In the spring of 1799, the city of Philadelphia, PA was bureaucrat heaven. The State, Local and Federal governments were for the most part sharing the same space, and the their constituent parts were lodged in every nook and cranny of downtown Philly. Politicians from every conceivable level were walking the streets and 18th century lobbyists were waiting behind every corner waiting to pounce.
But then, almost suddenly, the city was abandoned. First the Pennsylvania government decided they needed more space and they moved to Lancaster in the middle of the summer. Then, in 1800, the Feds moved to Washington, and Philadelphia was left with only its local pols, and a pressing need with some other industry to fuel its economy.
That the city did, but the few blocks around Chestnut street continued to hold the remains of what was at one time the center of the American universe.
It was here at the old State House, on the first floor, that the Second Continental Congress, decided to declare themselves a thing called the United States of America in 1776. Then ten years later, the same Congress, now located in New York, endorsed the creation of a heretofore-illegal convention to replace the ramshackle constitution that had been in effect since 1781, and suggested holding it in the empty lower floor of the Pennsylvania State House.
But in 1801 no one really cared all that much about historic preservation, and the place became a warehouse, then an art school, then Charles Wilson Peale’s museum, which was meant to be Philly’s answer to P. T. Barnum’s in New York.
Peale’s Museum was thrown out when it was decided the building was too venerable, and became a more dignified public space, before being turned into a shrine in 1876.
Today, while it’s been restored to it’s 1787 glory; one cannot help but be a bit sad that the top floor, which is where the rangers give their talks, couldn’t have been redone to be a restoration of Peale’s museum. An ancient freak show would be a perfect antidote to the solemnity of the assembly hall on the ground floor.
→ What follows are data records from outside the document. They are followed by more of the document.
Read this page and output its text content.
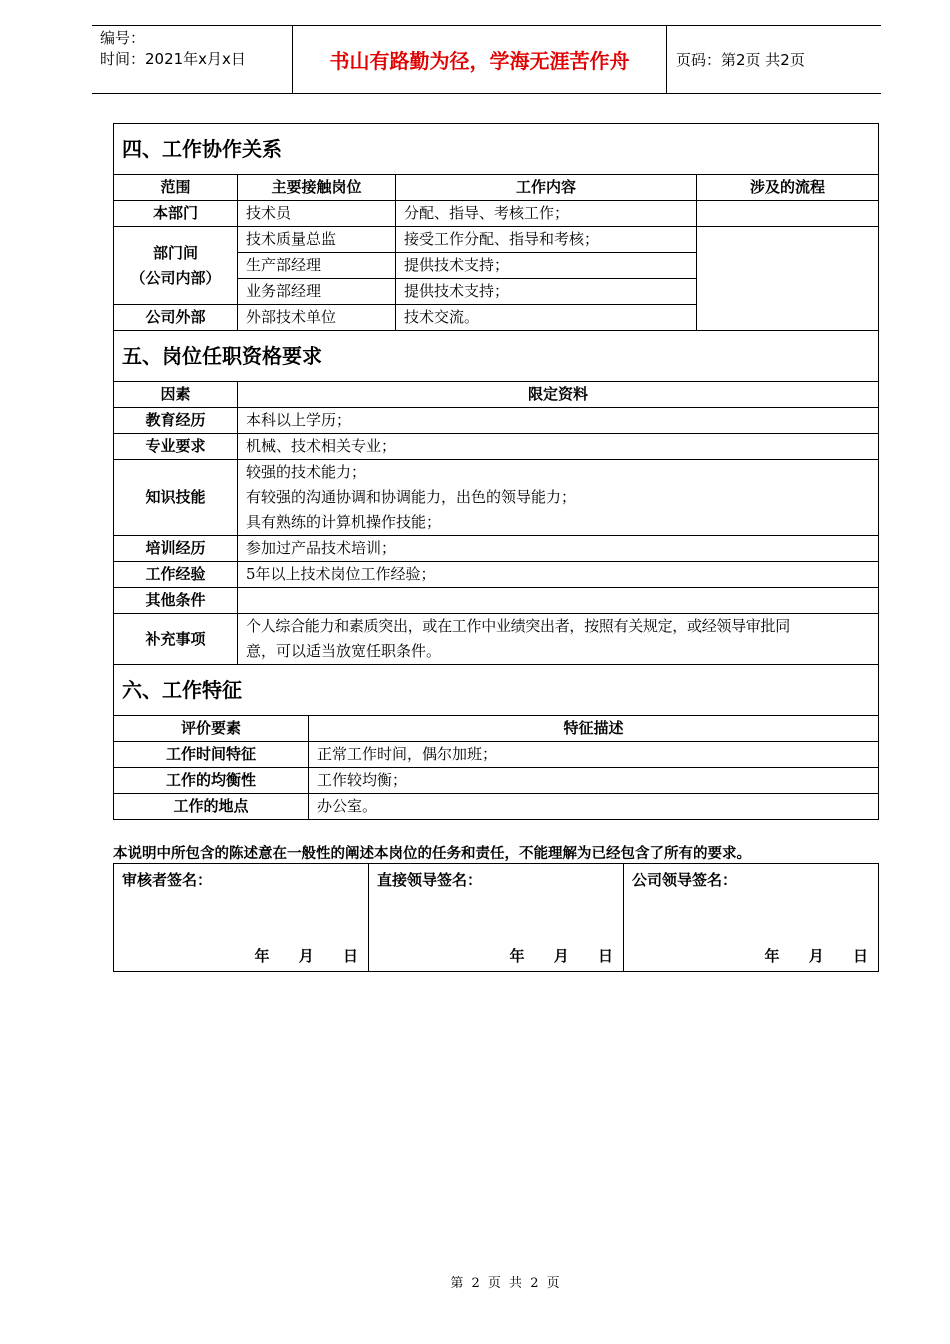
编号：
时间：2021年x月x日	书山有路勤为径，学海无涯苦作舟	页码：第2页 共2页
四、工作协作关系				
范围	主要接触岗位		工作内容	涉及的流程
本部门	技术员		分配、指导、考核工作；	
部门间
（公司内部）	技术质量总监		接受工作分配、指导和考核；	
	生产部经理		提供技术支持；	
	业务部经理		提供技术支持；	
公司外部	外部技术单位		技术交流。	
五、岗位任职资格要求				
因素	限定资料			
教育经历	本科以上学历；			
专业要求	机械、技术相关专业；			
知识技能	较强的技术能力；
有较强的沟通协调和协调能力，出色的领导能力；
具有熟练的计算机操作技能；			

培训经历	参加过产品技术培训；			
工作经验	5年以上技术岗位工作经验；			
其他条件				
补充事项	个人综合能力和素质突出，或在工作中业绩突出者，按照有关规定，或经领导审批同
意，可以适当放宽任职条件。			

六、工作特征				
评价要素		特征描述		
工作时间特征		正常工作时间，偶尔加班；		
工作的均衡性		工作较均衡；		
工作的地点		办公室。		
本说明中所包含的陈述意在一般性的阐述本岗位的任务和责任，不能理解为已经包含了所有的要求。
审核者签名：
年 月 日
	直接领导签名：
年 月 日
	公司领导签名：
年 月 日
第 2 页 共 2 页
While independence Hall itself, and Congress Hall next door, which was where the first few Congresses under the constitution met, are well done museums, much of which surrounds it is not.
The shrine to the Liberty Bell is downright vulgar, and a number of private museums in the immediate area, most notably the Museum of Liberty, are total rip-offs. The National Constitution Center is hideously expensive, and when I was there, the place was full of advertisements for an exhibit that had already closed.
On the other hand, the visitor’s center has a couple of nice movie theaters and a couple of decent exhibits, and the Ben Franklin and Thomas Jefferson impersonators are relatively entertaining.
One thing that they’re currently doing is rebuilding the mansion that was where the Presidential residence was. When I was a kid, the site was a public toilet. I thought then as now that the President living in a toilet was hilarious.
Independence Park is a UNESCO Would Heritage site, and deservedly so. The two seminal events that happened here are is why it’s essential.